Everyone knows that it is easy to get a bad deal when buying a used car. That is especially the case if you avoid reputable dealers and purchase from the private market. To give you a helping hand and ensure you don’t get ripped off, we’ve come up with five vital questions you must ask. Failing to do so could mean you don’t learn enough about the vehicle before handing over your hard-earned cash. When that happens with private sellers, you will struggle to get a refund. As the saying goes, most of those cars are sold as seen.
- Does the car have a full service history?
Models that come with a full service history tend to be in better condition. That is because they have been assessed and fixed by registered mechanics at regular intervals. If there have been any significant issues, all the information should be available.
- How many miles are on the clock?
Asking about mileage is something you should do before going to view any cars. If you are looking at a model that is less than five years old and it has done more than 120,000 miles, you should probably move onto something different. The last thing you need is a vehicle that has seen better days.
- Is the price negotiable?
When it comes to the price, it’s sensible to ask if the seller is willing to negotiate. That can be difficult for some people who have not haggled over something so expensive in the past. However, there are lots of articles available online that offer great advice. Just read through some of them and pick up on some tips before your viewing.
- Is the logbook in order?
It is a legal requirement that all cars sold in the UK come with a logbook. If the seller fails to provide you with that item, handing over your cash is a bad move. They might want to hide it from you for a few different reasons. If the car has been stolen or altered in an illegal manner, you could lose out big time. So, refuse to deal with sellers who do not provide the logbook on your first request.

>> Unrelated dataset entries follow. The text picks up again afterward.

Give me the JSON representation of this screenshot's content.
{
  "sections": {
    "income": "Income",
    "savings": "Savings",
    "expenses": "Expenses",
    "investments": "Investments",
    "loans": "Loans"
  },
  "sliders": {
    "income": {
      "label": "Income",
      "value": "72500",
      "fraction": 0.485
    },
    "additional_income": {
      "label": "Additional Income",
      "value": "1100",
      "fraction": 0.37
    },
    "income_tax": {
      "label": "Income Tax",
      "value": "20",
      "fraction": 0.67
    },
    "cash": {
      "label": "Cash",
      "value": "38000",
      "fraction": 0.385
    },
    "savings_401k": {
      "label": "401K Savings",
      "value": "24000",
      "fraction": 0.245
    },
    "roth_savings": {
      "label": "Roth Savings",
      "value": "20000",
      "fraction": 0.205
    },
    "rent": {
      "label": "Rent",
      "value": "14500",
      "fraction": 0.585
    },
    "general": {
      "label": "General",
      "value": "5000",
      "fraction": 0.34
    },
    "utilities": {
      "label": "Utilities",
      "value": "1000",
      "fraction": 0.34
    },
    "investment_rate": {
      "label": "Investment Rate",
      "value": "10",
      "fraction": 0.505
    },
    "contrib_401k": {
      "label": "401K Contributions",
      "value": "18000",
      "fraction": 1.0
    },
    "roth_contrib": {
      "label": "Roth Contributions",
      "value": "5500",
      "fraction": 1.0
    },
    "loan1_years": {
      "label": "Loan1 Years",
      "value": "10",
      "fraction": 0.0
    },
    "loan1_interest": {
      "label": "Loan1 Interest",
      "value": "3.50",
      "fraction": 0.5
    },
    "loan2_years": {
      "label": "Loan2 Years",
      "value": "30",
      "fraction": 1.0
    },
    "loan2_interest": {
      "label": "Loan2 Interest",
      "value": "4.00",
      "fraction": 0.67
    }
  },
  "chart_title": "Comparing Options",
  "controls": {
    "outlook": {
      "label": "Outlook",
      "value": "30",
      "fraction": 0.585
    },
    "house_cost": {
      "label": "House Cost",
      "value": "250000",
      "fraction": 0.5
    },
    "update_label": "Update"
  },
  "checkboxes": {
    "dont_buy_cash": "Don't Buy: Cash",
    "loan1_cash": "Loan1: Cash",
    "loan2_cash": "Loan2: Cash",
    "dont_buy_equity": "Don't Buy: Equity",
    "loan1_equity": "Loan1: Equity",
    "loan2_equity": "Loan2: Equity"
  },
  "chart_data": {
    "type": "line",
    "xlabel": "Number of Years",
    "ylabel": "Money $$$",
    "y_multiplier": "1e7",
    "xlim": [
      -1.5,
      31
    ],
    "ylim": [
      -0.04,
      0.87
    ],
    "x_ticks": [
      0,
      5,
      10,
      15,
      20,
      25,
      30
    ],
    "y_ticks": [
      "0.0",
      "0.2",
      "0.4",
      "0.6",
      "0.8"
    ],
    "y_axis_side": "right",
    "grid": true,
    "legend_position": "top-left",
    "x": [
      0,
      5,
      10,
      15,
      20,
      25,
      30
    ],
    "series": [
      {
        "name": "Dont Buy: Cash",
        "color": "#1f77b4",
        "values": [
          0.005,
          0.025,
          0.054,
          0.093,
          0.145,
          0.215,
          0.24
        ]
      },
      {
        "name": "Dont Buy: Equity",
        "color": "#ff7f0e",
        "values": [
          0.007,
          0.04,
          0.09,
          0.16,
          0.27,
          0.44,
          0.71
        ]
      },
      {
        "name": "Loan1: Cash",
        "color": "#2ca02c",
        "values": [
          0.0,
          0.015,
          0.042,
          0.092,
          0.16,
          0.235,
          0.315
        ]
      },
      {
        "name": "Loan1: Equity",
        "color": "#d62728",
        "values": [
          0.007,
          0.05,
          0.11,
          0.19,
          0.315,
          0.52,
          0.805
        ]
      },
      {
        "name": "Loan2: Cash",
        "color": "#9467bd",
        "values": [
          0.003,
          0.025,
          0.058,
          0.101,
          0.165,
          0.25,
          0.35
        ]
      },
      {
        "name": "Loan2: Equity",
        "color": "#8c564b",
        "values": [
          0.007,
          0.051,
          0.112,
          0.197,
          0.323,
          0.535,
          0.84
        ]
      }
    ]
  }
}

- Will the seller accept returns?
As we said only a moment ago, most private sellers will not offer a refund if you aren’t happy with the vehicle. However, the same isn’t always true with used dealerships. After buying a transit van from Sandles Car Supermarket last year, one of our team successfully managed to get his money back. That was because he discovered the model he purchased wasn’t large enough. The company offered him a full refund and helped him to find something more suitable. So, it’s not all bad. You just need to locate the most reputable and reasonable sellers.
So long as you ask those five crucial questions when buying your next used vehicle, the scales of balance should tip in your favour. At the end of the day, you could end up paying £5,000 or more for an average second-hand car. So, you don’t want to make the wrong decision.
Thanks for visiting us today. We hope you are now feeling a little more confident.